One thing I've heard from two people that really annoys me is this idea of "secret sausage recipes."  I think it's stupid.  Maybe a long time ago in Europe when there were entire families who supported their existence on a certain tasty sausage, I can understand the secrecy....but for a hobbyist sausage-maker?  It's idiotic.

I have a bunch of books on sausage making, but none of them seem very practical.  They are all for the leisurely hobbyist sausage-maker, not "we've got two entire hogs we've got to get in the freezer as fast as possible" type of sausage-maker, which is what we are.  I found this lovely site for inspiration.




It was five LONG days, between getting ready, the actual days of the class, and the clean-up.

As I said, there were lots of things that didn't go quite right, the biggest thing was my illness and recovery.  I still have four more weeks until I am supposed to feel okay again, so I was not 100%.  And Ethan needed me.  I'm kind of the boss of things.  I get things done.  We needed a task master with that particular hands-in-their-pockets class.

The pigs were not very cooperative, and because I had been so sick, I couldn't help Ethan move them to the pens where they would have been easier to manage.  Ethan was very nervous, and the first pig he didn't get a good shot on.  It squealed horribly, and took forever to finally die.  The next pig, he got a good shot on, but it was, as PJ said, "just plain stubborn."  The class was totally traumatized, and even though I tried telling them it usually isn't like that, I could tell no one believed me.

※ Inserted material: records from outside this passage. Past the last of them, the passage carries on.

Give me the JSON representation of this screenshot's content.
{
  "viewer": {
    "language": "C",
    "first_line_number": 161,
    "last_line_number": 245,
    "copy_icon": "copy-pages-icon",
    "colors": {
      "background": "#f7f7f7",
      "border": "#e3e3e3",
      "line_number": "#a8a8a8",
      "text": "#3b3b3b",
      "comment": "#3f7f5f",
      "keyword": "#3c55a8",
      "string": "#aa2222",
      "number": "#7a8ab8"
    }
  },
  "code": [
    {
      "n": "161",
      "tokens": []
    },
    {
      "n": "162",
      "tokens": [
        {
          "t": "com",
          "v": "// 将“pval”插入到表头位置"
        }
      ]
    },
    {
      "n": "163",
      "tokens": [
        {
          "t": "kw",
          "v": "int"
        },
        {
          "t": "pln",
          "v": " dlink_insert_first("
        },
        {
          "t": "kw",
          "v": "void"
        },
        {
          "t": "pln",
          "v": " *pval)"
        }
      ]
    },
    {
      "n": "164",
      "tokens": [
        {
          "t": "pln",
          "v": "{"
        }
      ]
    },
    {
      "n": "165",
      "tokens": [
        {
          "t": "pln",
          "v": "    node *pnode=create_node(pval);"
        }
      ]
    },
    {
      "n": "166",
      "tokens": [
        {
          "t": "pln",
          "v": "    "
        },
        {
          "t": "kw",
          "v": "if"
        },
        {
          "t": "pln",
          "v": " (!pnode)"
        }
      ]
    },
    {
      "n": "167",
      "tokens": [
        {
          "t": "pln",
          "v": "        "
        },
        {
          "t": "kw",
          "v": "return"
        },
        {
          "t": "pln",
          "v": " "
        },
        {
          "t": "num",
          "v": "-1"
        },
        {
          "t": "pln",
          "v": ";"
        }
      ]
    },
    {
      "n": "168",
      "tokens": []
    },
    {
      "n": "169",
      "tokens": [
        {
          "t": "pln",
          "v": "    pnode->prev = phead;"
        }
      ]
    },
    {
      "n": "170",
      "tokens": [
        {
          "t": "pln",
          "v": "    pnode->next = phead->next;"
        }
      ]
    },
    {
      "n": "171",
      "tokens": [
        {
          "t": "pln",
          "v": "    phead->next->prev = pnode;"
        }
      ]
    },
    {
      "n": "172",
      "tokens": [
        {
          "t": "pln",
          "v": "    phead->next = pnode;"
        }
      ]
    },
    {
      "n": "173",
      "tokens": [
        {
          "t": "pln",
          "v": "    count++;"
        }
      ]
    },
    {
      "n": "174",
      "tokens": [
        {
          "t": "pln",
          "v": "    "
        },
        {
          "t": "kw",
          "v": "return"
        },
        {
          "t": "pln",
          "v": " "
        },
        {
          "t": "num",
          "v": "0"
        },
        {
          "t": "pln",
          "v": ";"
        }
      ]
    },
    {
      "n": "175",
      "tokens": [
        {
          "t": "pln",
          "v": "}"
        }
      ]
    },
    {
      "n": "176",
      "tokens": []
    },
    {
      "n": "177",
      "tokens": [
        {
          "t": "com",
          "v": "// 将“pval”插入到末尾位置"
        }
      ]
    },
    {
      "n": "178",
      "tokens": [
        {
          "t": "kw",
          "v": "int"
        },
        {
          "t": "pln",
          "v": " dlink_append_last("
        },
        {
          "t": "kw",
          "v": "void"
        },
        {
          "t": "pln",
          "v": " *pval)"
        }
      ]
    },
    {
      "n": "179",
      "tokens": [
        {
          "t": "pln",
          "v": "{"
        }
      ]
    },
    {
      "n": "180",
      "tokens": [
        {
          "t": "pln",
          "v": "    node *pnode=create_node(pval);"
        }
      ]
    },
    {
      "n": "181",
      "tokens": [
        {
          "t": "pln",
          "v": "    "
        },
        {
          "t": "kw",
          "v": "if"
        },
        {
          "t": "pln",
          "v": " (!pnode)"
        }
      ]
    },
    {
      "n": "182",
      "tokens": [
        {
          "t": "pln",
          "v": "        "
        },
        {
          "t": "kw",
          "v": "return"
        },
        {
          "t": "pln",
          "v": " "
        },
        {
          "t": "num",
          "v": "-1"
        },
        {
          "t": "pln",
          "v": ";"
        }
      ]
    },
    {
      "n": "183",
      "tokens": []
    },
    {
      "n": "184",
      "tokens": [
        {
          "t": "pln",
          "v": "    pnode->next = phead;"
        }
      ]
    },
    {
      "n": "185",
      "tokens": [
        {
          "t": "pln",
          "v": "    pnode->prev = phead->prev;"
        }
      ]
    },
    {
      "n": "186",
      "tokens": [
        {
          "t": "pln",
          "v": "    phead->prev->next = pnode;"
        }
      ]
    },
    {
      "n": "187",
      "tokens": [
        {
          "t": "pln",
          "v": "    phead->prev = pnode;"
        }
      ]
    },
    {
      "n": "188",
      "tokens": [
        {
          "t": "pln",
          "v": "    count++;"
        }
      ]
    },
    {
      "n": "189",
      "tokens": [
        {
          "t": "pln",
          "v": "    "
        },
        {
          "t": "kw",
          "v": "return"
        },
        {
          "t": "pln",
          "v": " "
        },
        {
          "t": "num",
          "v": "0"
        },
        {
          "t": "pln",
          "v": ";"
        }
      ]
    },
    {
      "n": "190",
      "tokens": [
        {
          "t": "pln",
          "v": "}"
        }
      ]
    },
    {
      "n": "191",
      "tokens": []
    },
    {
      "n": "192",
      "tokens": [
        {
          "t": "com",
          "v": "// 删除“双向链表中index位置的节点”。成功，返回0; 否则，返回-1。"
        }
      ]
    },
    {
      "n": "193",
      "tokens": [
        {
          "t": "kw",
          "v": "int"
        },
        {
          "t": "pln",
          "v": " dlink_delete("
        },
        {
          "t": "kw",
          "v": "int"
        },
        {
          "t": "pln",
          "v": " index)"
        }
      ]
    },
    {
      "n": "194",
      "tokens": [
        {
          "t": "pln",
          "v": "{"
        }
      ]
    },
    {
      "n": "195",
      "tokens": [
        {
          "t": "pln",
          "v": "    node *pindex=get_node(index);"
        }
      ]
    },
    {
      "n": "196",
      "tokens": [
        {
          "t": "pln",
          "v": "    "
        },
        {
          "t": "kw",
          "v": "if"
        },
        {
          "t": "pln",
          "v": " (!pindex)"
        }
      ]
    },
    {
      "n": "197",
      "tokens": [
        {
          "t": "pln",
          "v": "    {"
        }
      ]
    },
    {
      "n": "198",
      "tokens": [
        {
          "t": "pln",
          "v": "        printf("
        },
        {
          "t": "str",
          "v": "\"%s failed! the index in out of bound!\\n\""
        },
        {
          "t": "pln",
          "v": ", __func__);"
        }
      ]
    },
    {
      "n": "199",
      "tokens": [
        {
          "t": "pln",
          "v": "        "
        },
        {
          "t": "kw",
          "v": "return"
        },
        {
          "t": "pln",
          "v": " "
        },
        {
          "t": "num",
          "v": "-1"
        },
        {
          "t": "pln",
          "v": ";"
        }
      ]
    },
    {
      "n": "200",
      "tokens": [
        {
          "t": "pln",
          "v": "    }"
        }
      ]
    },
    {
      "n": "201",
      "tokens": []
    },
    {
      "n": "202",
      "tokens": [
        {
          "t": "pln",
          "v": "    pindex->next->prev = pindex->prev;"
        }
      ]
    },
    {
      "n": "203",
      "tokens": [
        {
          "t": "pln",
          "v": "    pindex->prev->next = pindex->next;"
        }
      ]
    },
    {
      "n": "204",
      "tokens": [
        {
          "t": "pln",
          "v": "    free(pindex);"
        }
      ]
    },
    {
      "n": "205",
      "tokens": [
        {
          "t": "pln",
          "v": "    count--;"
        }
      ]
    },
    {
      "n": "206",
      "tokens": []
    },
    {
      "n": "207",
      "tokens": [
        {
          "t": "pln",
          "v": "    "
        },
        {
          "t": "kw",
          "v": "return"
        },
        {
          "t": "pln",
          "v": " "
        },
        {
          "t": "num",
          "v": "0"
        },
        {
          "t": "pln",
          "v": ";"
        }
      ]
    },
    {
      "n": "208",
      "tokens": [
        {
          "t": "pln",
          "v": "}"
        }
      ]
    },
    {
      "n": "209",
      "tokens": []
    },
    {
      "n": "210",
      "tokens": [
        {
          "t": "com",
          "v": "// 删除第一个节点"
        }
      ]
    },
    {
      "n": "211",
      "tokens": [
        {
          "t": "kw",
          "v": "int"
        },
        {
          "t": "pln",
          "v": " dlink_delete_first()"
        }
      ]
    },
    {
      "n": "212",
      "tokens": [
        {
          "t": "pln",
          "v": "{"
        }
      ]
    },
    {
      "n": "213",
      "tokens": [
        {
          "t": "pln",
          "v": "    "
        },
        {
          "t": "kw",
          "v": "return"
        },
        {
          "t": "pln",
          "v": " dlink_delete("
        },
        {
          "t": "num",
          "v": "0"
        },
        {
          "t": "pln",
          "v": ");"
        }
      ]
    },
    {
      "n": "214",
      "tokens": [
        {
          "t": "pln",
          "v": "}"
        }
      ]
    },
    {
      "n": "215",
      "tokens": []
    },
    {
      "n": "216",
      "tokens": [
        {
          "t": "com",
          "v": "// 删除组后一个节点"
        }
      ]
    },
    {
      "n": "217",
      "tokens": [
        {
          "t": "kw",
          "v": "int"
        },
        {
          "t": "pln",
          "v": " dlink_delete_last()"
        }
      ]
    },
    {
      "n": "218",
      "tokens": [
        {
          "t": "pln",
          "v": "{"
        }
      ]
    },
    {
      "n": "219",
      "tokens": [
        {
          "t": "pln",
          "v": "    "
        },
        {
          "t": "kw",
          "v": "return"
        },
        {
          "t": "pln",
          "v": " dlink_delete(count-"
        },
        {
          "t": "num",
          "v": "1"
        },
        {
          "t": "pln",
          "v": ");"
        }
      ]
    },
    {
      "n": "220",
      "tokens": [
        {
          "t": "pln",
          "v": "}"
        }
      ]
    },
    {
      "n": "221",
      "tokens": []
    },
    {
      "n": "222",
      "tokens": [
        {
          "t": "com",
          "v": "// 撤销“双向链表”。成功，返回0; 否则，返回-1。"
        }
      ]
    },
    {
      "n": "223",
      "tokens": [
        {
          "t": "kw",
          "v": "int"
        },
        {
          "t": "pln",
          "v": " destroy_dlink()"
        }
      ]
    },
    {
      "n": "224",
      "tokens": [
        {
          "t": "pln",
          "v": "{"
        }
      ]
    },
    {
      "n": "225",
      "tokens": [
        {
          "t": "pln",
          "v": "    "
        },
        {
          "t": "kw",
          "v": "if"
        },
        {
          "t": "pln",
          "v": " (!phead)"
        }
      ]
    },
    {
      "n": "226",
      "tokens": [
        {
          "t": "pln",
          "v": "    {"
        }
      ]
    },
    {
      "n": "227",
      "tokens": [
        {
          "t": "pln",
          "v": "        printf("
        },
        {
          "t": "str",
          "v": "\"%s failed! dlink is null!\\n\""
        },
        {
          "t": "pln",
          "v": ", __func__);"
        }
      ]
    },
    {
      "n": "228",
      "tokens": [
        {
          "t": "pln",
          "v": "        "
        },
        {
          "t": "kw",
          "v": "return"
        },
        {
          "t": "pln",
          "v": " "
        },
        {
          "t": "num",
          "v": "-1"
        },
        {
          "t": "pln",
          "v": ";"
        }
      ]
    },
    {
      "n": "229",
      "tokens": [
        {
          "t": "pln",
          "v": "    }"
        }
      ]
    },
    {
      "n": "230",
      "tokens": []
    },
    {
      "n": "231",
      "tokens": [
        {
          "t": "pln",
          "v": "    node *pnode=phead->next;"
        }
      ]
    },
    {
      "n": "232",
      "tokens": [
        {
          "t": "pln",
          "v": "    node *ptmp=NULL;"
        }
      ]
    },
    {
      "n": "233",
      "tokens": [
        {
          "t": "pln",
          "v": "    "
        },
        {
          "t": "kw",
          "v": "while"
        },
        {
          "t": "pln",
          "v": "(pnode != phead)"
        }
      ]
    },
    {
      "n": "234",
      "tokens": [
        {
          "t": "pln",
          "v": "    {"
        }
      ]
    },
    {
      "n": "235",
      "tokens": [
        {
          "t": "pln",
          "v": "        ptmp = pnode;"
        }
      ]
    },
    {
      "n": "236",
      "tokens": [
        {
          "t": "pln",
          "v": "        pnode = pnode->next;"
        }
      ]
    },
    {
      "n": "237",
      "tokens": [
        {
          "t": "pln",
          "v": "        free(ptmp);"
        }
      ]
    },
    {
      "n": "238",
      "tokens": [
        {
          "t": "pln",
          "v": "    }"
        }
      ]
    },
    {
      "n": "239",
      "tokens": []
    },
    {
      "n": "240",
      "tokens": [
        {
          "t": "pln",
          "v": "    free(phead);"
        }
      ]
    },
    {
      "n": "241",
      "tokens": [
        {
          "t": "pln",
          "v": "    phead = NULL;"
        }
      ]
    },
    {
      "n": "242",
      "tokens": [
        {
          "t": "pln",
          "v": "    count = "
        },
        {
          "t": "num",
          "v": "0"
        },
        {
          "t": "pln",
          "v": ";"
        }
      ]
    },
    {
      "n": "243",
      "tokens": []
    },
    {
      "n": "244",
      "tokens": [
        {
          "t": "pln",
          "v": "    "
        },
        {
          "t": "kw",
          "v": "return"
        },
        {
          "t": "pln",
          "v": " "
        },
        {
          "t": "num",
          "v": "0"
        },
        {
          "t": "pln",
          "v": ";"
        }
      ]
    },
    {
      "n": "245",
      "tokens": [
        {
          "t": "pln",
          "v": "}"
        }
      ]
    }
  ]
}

Another thing that was really the most upsetting part, was that a guy we had recently met was there.  He is a leisurely hobbyist sausage-maker with secret recipes.  He has his own sausage classes he teaches.  We had met with him beforehand, and he seemed very nice.  But at our class he talked incessantly about how we were doing everything wrong (in his opinion), and promoted his class and his friend's mobile slaughter business, and his friend's pigs to our students.  He did not speak to us about it.  He talked behind our backs to the other people.  And he really didn't get what we were doing.  He thought we should just take a huge gun and blow the things up (because Ethan didn't get a good shot.)  He even made the comment to me, "You'll do anything to get that head cheese."  He sat and went on and on about how gross organ meats are, and blood sausage is, while we were right in the middle of saving the precious organs.

I tried to counteract this by explaining why we do things the way we do.  We put a lot into our pigs.  A lot of time, a lot of skimmed milk, expensive non-GMO feed, a lot of garden and table scraps.  These pigs are precious to us.  They represent an enormous investment.  And we like to honor the life of the animal by using as much as possible, and not letting anything go to waste.  I really believe that thriftiness, and fully using and enjoying all the gifts from the earth, is the secret to a happy and satisfying life.  Not only that, but most of the nutrition from the animal is in the organs, the fat, and the bones.  Just eating muscle meat is like eating iceberg lettuce and feeling like you're eating well because you're consuming a lot of vegetables, while turning your nose up at the beets and carrots.

I only got halfway through before he interrupted me to tell everyone how much he hates eating organ meats and how disgusting they taste. It was extremely rude, and certainly colored us as extremist farmer/eater types to the class.  However, I know that energy like that brings it's own karma.  We might have been made to look bad, but it never pays to go and bad-mouth someone else to promote yourself.

Success isn't about everything going perfectly well always.  It's about learning from your mistakes.  We had some serious flaws about this first class.  One of them was to not charge a deposit to register.  Because money was not immediately involved, people didn't respect us, and cancelled very inconsiderately at the last minute.  Another thing was we needed to make it clear that this was a hands-on class, not a hands-in-your-pockets class.  And we really needed to explain our philosophy and why we do things the way we do.